Ten years on: how PEI covered the financial crisis

The September 2008 issue of PEI has some unexpected similarities with today.

It was the summer of 2008 and the credit crunch was in full swing as the editorial team at Private Equity International worked on its September issue. Just a few months prior, Blackstone had revealed it suffered a 90 percent drop in economic net income year-on-year during the fourth quarter of 2007, Carlyle’s $23 billion mortgage bond fund Carlyle Capital Corporation had collapsed and Bear Stearns had received an emergency bail-out.

“The allocation to AIM [alternative investments] has exceeded its target, and it appears highly likely that it may exceed the maximum end of the range in the foreseeable future if the public markets do not recover and if distributions do not return to more normal levels”

From a memo compiled by the California Public Employees’ Retirement System’s investment committee staff

But we – and most of the financial world – still had no idea quite how bad it was going to get. Lehman Brothers was still standing.

Our September issue was peppered with references to the market downturn, with one article referring to the “perfect storm of shrinking denominators and trickling distributions” causing anxiety for GPs on the fundraising trail, and another referencing LPs ramping up commitments to distressed debt.

A chart details a slump in loan volume in Europe, the Middle East and Africa in the first half of the year, down from $1.06 trillion backing 1,196 deals in H1 2017 to $514 billion backing 723 deals.

We looked at private investments in public entities that seemed to have been disastrously timed; Warburg Pincus’s $500 million investment in US bond insurer MBIA was trading at a 75 percent discount to purchase price as the issue went to press.

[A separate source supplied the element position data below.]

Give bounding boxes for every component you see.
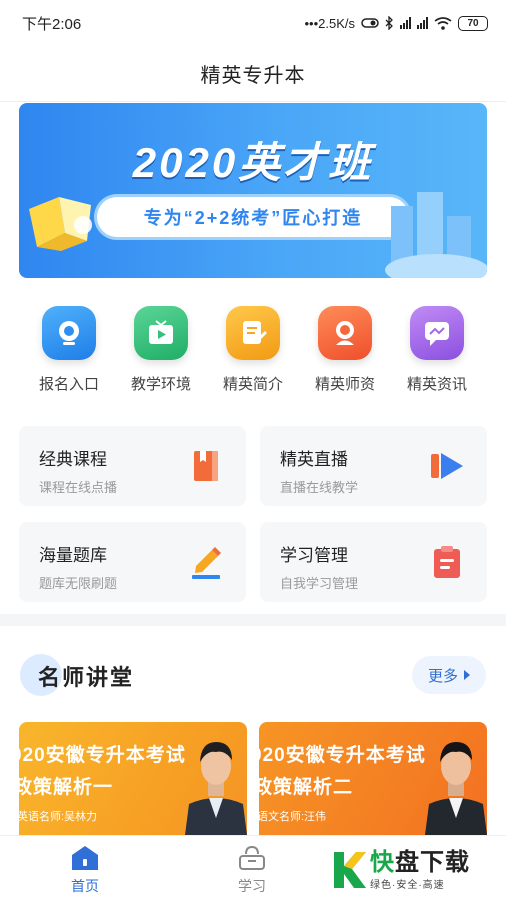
banner-subtitle: 专为“2+2统考”匠心打造 [97, 197, 409, 237]
promo-banner[interactable]: 2020英才班 专为“2+2统考”匠心打造 [19, 103, 487, 278]
bluetooth-icon [385, 16, 393, 30]
quick-link-label: 教学环境 [130, 376, 191, 393]
document-edit-icon [226, 306, 280, 360]
vibrate-icon [361, 18, 379, 28]
book-illustration-icon [29, 197, 92, 251]
lecture-subtitle: 政策解析一 [19, 777, 114, 798]
arrow-right-icon [464, 670, 470, 680]
quick-links: 报名入口 教学环境 精英简介 精英师资 精英资讯 [28, 306, 478, 396]
feature-card-courses[interactable]: 经典课程 课程在线点播 [19, 426, 246, 506]
status-bar: 下午2:06 •••2.5K/s 70 [0, 0, 506, 46]
watermark-text: 快盘下载 绿色·安全·高速 [370, 848, 470, 891]
tab-label: 首页 [71, 878, 99, 894]
card-title: 经典课程 [39, 450, 107, 469]
k-logo-icon [334, 852, 366, 888]
book-icon [194, 451, 218, 481]
feature-card-question-bank[interactable]: 海量题库 题库无限刷题 [19, 522, 246, 602]
more-button[interactable]: 更多 [412, 656, 486, 694]
card-subtitle: 课程在线点播 [39, 480, 118, 495]
status-time: 下午2:06 [22, 15, 82, 33]
chat-bubble-icon [410, 306, 464, 360]
tab-label: 学习 [238, 878, 266, 894]
wifi-icon [434, 16, 452, 30]
card-title: 学习管理 [280, 546, 348, 565]
signal-icon [400, 17, 411, 29]
city-illustration-icon [385, 192, 487, 278]
quick-link-signup[interactable]: 报名入口 [28, 306, 110, 396]
lecture-title: 020安徽专升本考试 [19, 745, 186, 766]
feature-card-live[interactable]: 精英直播 直播在线教学 [260, 426, 487, 506]
card-title: 海量题库 [39, 546, 107, 565]
section-divider [0, 614, 506, 626]
lecture-teacher: 语文名师:汪伟 [259, 811, 327, 823]
section-title: 名师讲堂 [38, 665, 135, 690]
clipboard-icon [434, 546, 460, 578]
watermark-title: 快盘下载 [370, 848, 470, 876]
card-subtitle: 自我学习管理 [280, 576, 359, 591]
teacher-icon [318, 306, 372, 360]
home-icon [72, 846, 98, 870]
nav-bar: 精英专升本 [0, 46, 506, 102]
tv-play-icon [134, 306, 188, 360]
quick-link-news[interactable]: 精英资讯 [396, 306, 478, 396]
lecture-card[interactable]: 020安徽专升本考试 政策解析二 语文名师:汪伟 [259, 722, 487, 835]
live-play-icon [431, 453, 463, 479]
lecture-teacher: 英语名师:吴林力 [19, 811, 98, 823]
signal-icon [417, 17, 428, 29]
watermark-subtitle: 绿色·安全·高速 [370, 879, 445, 891]
network-speed: •••2.5K/s [304, 15, 355, 31]
teacher-photo [425, 742, 487, 835]
lecture-title: 020安徽专升本考试 [259, 745, 426, 766]
quick-link-label: 报名入口 [38, 376, 99, 393]
banner-title: 2020英才班 [132, 139, 374, 186]
quick-link-teachers[interactable]: 精英师资 [304, 306, 386, 396]
quick-link-label: 精英资讯 [406, 376, 467, 393]
battery-icon: 70 [458, 15, 488, 31]
card-title: 精英直播 [280, 450, 348, 469]
watermark-logo: 快盘下载 绿色·安全·高速 [332, 846, 502, 894]
tab-home[interactable]: 首页 [55, 844, 115, 896]
quick-link-intro[interactable]: 精英简介 [212, 306, 294, 396]
quick-link-label: 精英简介 [222, 376, 283, 393]
lecture-card[interactable]: 020安徽专升本考试 政策解析一 英语名师:吴林力 [19, 722, 247, 835]
status-indicators: •••2.5K/s 70 [304, 15, 488, 31]
pencil-icon [192, 547, 221, 579]
quick-link-label: 精英师资 [314, 376, 375, 393]
card-subtitle: 直播在线教学 [280, 480, 359, 495]
card-subtitle: 题库无限刷题 [39, 576, 118, 591]
lecture-subtitle: 政策解析二 [259, 777, 354, 798]
study-icon [239, 845, 265, 870]
more-label: 更多 [427, 667, 458, 685]
teacher-photo [185, 742, 247, 835]
page-title: 精英专升本 [200, 65, 306, 87]
feature-card-study-management[interactable]: 学习管理 自我学习管理 [260, 522, 487, 602]
quick-link-environment[interactable]: 教学环境 [120, 306, 202, 396]
camera-icon [42, 306, 96, 360]
tab-study[interactable]: 学习 [222, 844, 282, 896]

We reported the firm paid $500 million for 16.1 million shares at a purchase price of $31 per share, a 3 percent premium over the closing price the day before the deal was announced. It also agreed to backstop a shareholder rights offering of up to $500 million, which opened up access to a further 16.1 million shares. In 2015 Warburg Pincus sold 27.25 million MBIA shares at a reported price of $8.73 per share.

That summer, KKR – then going by its full name – was broadening its franchise and bulking up internal operations as it geared up for an initial public offering, set for later that year. This, of course, didn’t quite pan out as the firm had expected. Delayed due to the deepening crisis, KKR didn’t join the New York Stock Exchange until 15 July, 2010, in a listing that, in the words of The New York Times, “went off with a yawn”.

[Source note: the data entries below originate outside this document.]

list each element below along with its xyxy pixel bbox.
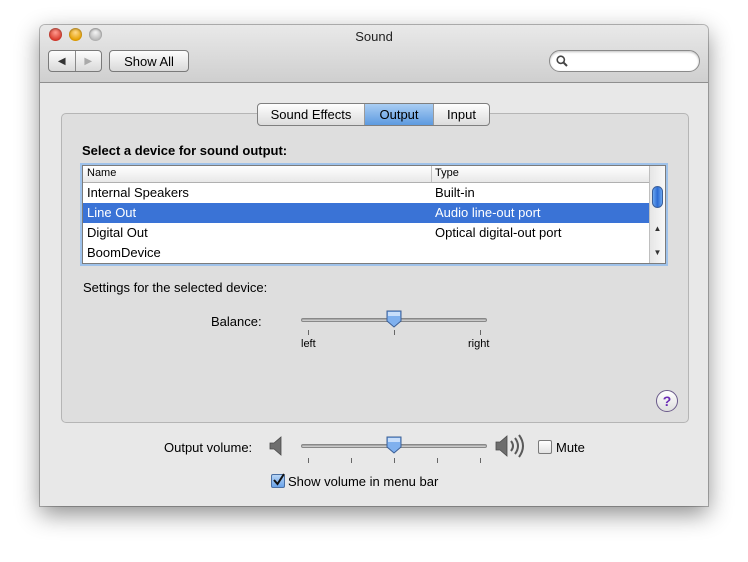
device-select-label: Select a device for sound output: — [82, 143, 288, 158]
window-title: Sound — [355, 29, 393, 44]
table-row[interactable]: BoomDevice — [83, 243, 649, 263]
volume-tick — [480, 458, 481, 463]
back-arrow-icon: ◀ — [57, 55, 66, 67]
search-field[interactable] — [549, 50, 700, 72]
checkmark-icon — [273, 473, 285, 486]
tab-content-panel — [61, 113, 689, 423]
device-type: Built-in — [435, 185, 475, 200]
volume-tick — [351, 458, 352, 463]
volume-tick — [394, 458, 395, 463]
show-volume-in-menu-bar-label[interactable]: Show volume in menu bar — [288, 474, 438, 489]
show-all-button[interactable]: Show All — [109, 50, 189, 72]
mute-checkbox[interactable] — [538, 440, 552, 454]
forward-button[interactable]: ▶ — [76, 51, 102, 71]
balance-slider-knob[interactable] — [386, 310, 402, 328]
balance-label: Balance: — [211, 314, 262, 329]
show-volume-in-menu-bar-checkbox[interactable] — [271, 473, 285, 488]
tab-bar: Sound Effects Output Input — [257, 103, 490, 126]
speaker-low-icon — [269, 436, 282, 456]
output-volume-label: Output volume: — [164, 440, 253, 455]
device-type: Optical digital-out port — [435, 225, 562, 240]
tab-input[interactable]: Input — [434, 104, 489, 125]
back-button[interactable]: ◀ — [49, 51, 76, 71]
forward-arrow-icon: ▶ — [84, 55, 93, 67]
tab-sound-effects[interactable]: Sound Effects — [258, 104, 365, 125]
balance-tick — [480, 330, 481, 335]
scroll-down-arrow-icon[interactable]: ▼ — [650, 248, 665, 257]
output-volume-slider-knob[interactable] — [386, 436, 402, 454]
scrollbar-thumb[interactable] — [652, 186, 663, 208]
device-name: Internal Speakers — [87, 185, 189, 200]
device-name: Digital Out — [87, 225, 148, 240]
column-divider — [431, 166, 432, 182]
magnifier-icon — [556, 55, 568, 67]
title-bar: Sound ◀ ▶ Show All — [40, 25, 708, 83]
sound-preferences-window: Sound ◀ ▶ Show All Sound Effects Output … — [40, 25, 708, 506]
table-row[interactable]: Digital Out Optical digital-out port — [83, 223, 649, 243]
device-type: Audio line-out port — [435, 205, 541, 220]
table-row-selected[interactable]: Line Out Audio line-out port — [83, 203, 649, 223]
output-device-table[interactable]: Name Type Internal Speakers Built-in Lin… — [82, 165, 666, 264]
device-name: Line Out — [87, 205, 137, 220]
navigation-buttons: ◀ ▶ — [48, 50, 102, 72]
table-header: Name Type — [83, 166, 649, 183]
help-button[interactable]: ? — [656, 390, 678, 412]
balance-right-label: right — [468, 338, 490, 350]
device-name: BoomDevice — [87, 245, 161, 260]
volume-tick — [308, 458, 309, 463]
search-input[interactable] — [572, 53, 696, 70]
balance-tick — [394, 330, 395, 335]
volume-tick — [437, 458, 438, 463]
balance-tick — [308, 330, 309, 335]
speaker-high-icon — [495, 434, 524, 458]
balance-left-label: left — [301, 338, 316, 350]
tab-output[interactable]: Output — [365, 104, 434, 125]
device-settings-label: Settings for the selected device: — [83, 280, 268, 295]
column-header-name[interactable]: Name — [87, 167, 116, 179]
scroll-up-arrow-icon[interactable]: ▲ — [650, 224, 665, 233]
table-row[interactable]: Internal Speakers Built-in — [83, 183, 649, 203]
vertical-scrollbar[interactable]: ▲ ▼ — [649, 166, 665, 263]
column-header-type[interactable]: Type — [435, 167, 459, 179]
mute-label[interactable]: Mute — [556, 440, 585, 455]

The industry was clearly starting to struggle under the weight of macroeconomic conditions – but it was also displaying its power as a diversifier within investors’ portfolios. A chart showed private equity as the bright light for public pension funds in shrinking investment portfolios. The California Public Employees’ Retirement System, for example, saw $10.3 billion wiped off its overall value, and a 2.4 percent loss from its investment portfolio in the year to 30 June, 2008; its private equity portfolio, however, delivered a 19.6 percent return.

Unfortunately, this was short-lived. By 30 June 2009 CalPERS had seen a 24.8 percent decline in its overall investment portfolio, thanks in part to a 25.9 percent drop in its private equity portfolio.

Some of the September 2008 edition is startlingly familiar. Our secondaries special makes for an interesting comparison with this year’s offering. The 2008 version speaks of the sub-asset class shedding its distressed persona and being embraced by GPs and LPs alike as a “portfolio management tool”. This remains a popular refrain, albeit today it tends to refer to the restructuring of old funds rather than the straightforward sale of fund stakes.

It also discusses LPs that have over-diversified their private equity portfolios and are tapping the secondaries market to trim them back to a selection of core relationships. There is talk of the challenges for large LPs of putting money to work anywhere other than the large-cap space, and over-exposure to mega-buyouts through co-investments. In 2018 the biggest LPs are still wondering how to deploy capital in the volumes they require, and co-investments have only grown as part of that. In fact, Cambridge Associates estimates that co-investment makes up around 30 percent of US private equity activity.

But the desire for co-investment is not just to slake investors’ appetite for exposure to the asset class; it’s also a way to mitigate fees. Barring the references to what was clearly a different point in the economic cycle than we’re in today, our September 2008 feature “Would you like some co-invest with that?” could have been ripped straight out of the pages of one of this year’s issues:

“Taking the old saw about the ‘pendulum of power’ at face value, with the proverbial pendulum swinging toward LPs in bad times and back to GPs in good times, the last private equity downturn arguably gave LPs the gumption to push for some better terms – but lower management fees was not among these,” we wrote then.

“This (bad) time around it would appear that GPs at large firms are willing to negotiate around the sacred management fee without actually having to change any numbers in the partnership docs. In so doing they are exploiting an LP desire that may be even more fervent than the desire for lower management fees – the desire to co-invest.”

To use another old saw – what goes around, comes around.